CAPÍTULO II

La casa de doña Casiana.—Una ceremonia matinal.—Complot.—En donde se discurre acerca del valor alimenticio de los huesos.—La Petra y su familia.—Manuel: su llegada a Madrid.

... Y el grillo, como virtuoso obstinado, persistió en sus ejercicios musicales, a la verdad algo monótonos, hasta que apareció en el cielo la plácida sonrisa del alba. A los primeros rayos del sol calló el músico, satisfecho, sin duda, de la perfección de su artístico trabajo, y una codorniz le sustituyó en el solo, dando los tres golpes consabidos. El sereno llamó con su chuzo en las tiendas, pasaron uno o dos panaderos con la cesta a la cabeza, se abrió una tienda, luego otra, después un portal, echó una criada la basura a la acera, se oyó el vocear de un periódico. Poco después la calle entraba en movimiento.

Sería el autor demasiado audaz si tratase de demostrar la necesidad matemática en que se encontraba la casa de doña Casiana de hallarse colocada en la calle de Mesonero Romanos, antes del Olivo, porque, indudablemente, con la misma razón podía haber estado emplazada en la del Desengaño, en la de Tudescos, o en otra cualquiera; pero los deberes del autor, sus deberes de cronista imparcial y verídico, le obligan a decir la verdad, y la verdad es que la casa estaba en la calle de Mesonero Romanos, antes del Olivo.

En aquellas horas tempranas no se oía en ella el menor ruido; el portero había abierto el portal y contemplaba la calle con cierta melancolía.

El portal, largo, obscuro, mal oliente, era más bien un corredor angosto, a uno de cuyos lados estaba la portería.

Al pasar junto a esta última, si se echaba una mirada a su interior, ahogado y repleto de muebles, se veía constantemente una mujer gorda, inmóvil, muy morena, en cuyos brazos descansaba un niño enteco, pálido y larguirucho, como una lombriz blanca.
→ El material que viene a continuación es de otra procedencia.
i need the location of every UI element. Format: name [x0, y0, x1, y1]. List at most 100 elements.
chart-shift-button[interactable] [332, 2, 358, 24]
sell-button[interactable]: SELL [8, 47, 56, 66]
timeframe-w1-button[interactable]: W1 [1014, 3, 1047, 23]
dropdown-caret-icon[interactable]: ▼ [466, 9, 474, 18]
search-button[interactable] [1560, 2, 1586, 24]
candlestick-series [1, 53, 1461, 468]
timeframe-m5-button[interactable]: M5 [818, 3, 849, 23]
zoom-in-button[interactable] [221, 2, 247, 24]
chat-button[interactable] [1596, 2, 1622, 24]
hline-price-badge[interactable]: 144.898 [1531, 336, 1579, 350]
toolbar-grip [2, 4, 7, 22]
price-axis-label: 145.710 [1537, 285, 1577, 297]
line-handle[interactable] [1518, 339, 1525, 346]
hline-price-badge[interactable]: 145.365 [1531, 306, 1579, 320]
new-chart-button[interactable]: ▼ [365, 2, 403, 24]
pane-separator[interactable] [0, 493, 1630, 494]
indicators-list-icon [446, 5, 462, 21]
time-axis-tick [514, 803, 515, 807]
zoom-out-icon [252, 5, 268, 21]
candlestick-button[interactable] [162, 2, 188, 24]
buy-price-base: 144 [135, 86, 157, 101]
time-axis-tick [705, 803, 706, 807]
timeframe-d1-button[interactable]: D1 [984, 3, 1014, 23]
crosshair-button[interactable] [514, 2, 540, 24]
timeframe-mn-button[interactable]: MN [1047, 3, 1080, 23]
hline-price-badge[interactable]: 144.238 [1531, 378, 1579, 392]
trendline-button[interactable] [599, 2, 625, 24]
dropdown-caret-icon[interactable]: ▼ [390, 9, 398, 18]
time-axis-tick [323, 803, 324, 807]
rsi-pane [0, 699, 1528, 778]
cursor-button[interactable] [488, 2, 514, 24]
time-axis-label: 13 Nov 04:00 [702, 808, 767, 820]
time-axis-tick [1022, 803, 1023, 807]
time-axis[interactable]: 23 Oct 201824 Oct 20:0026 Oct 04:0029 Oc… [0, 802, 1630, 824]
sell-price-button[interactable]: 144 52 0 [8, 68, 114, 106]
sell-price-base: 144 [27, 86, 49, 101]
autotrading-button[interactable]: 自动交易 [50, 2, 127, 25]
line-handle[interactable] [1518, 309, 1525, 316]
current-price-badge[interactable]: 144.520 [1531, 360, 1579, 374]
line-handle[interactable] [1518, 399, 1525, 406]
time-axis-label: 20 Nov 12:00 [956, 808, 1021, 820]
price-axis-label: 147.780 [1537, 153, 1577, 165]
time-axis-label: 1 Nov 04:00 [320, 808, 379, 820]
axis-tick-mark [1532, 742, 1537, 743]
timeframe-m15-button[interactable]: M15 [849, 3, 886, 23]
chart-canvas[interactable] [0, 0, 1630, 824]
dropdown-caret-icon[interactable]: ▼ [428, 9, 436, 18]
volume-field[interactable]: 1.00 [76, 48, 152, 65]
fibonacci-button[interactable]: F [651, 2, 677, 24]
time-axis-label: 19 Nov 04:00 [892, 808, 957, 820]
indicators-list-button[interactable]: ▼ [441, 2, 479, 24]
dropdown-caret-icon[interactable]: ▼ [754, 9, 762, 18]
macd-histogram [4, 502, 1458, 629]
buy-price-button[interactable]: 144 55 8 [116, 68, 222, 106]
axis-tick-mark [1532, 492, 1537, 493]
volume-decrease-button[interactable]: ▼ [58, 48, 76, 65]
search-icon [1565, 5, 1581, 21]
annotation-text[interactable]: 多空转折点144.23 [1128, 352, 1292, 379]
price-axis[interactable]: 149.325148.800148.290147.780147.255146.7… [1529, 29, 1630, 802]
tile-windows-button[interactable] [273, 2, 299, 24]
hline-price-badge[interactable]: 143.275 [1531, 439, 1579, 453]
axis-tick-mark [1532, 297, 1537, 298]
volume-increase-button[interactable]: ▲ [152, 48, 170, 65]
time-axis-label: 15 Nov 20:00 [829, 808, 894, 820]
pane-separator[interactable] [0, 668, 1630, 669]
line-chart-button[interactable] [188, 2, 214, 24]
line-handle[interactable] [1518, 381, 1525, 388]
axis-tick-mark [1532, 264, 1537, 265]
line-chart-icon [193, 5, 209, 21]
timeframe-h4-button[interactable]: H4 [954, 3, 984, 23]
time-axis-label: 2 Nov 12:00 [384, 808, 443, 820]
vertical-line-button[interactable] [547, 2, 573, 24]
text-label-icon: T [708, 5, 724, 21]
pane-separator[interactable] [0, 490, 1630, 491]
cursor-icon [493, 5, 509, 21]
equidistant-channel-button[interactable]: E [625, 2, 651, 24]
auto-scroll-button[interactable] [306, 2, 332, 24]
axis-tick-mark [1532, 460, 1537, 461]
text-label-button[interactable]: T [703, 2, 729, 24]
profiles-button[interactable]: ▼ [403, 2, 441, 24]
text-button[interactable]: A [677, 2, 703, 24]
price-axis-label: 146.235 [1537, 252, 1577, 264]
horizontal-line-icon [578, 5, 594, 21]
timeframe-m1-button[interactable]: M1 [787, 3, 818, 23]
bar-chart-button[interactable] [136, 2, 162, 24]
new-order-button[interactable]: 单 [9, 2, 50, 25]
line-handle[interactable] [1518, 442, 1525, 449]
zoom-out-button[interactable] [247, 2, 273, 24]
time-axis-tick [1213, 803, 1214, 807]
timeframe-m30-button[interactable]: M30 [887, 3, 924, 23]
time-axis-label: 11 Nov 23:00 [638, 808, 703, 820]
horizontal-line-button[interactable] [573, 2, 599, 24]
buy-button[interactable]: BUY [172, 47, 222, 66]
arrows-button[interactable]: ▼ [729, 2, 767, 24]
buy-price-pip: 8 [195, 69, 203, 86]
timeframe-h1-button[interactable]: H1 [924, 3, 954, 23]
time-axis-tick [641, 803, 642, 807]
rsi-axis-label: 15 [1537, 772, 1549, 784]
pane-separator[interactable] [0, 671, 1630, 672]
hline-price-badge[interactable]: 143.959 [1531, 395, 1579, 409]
Encima de la ventana, se figuraba uno que, en vez de «Portería», debía poner: «La mujer cañón con su hijo», o un letrero semejante de barraca de feria.

Si a esta mujer voluminosa se la preguntaba algo, contestaba con una voz muy chillona, acompañada de un gesto desdeñoso bastante desagradable. Se seguía adelante, dejando a un lado el antro de la mujer-cañón, y a la izquierda del portal, daba comienzo la escalera, siempre a obscuras, sin más ventilación que la de unas ventanas altas, con rejas, que daban a un patio estrecho, de paredes sucias, llenas de ventiladores redondos. Para una nariz amplia y espaciosa, dotada de una pituitaria perspicaz, hubiese sido un curioso sport el de descubrir e investigar la procedencia y la especie de todos los malos olores, constitutivos de aquel tufo pesado, propio y característico de la casa.

El autor no llegó a conocer los inquilinos que habitaban los pisos altos; tiene una idea vaga de que había dos o tres patronas, alguna familia que alquilaba cuartos a caballeros estables, pero nada más. Por esta causa el autor no se remota a las alturas y se detiene en el piso principal.

En éste, de día apenas si se divisaba, por la obscuridad reinante, una puerta pequeña; de noche, en cambio, a la luz de un farol de petróleo, podía verse una chapa de hoja de lata, pintada de rojo, en la cual se leía escrito con letras negras: «Casiana Fernández».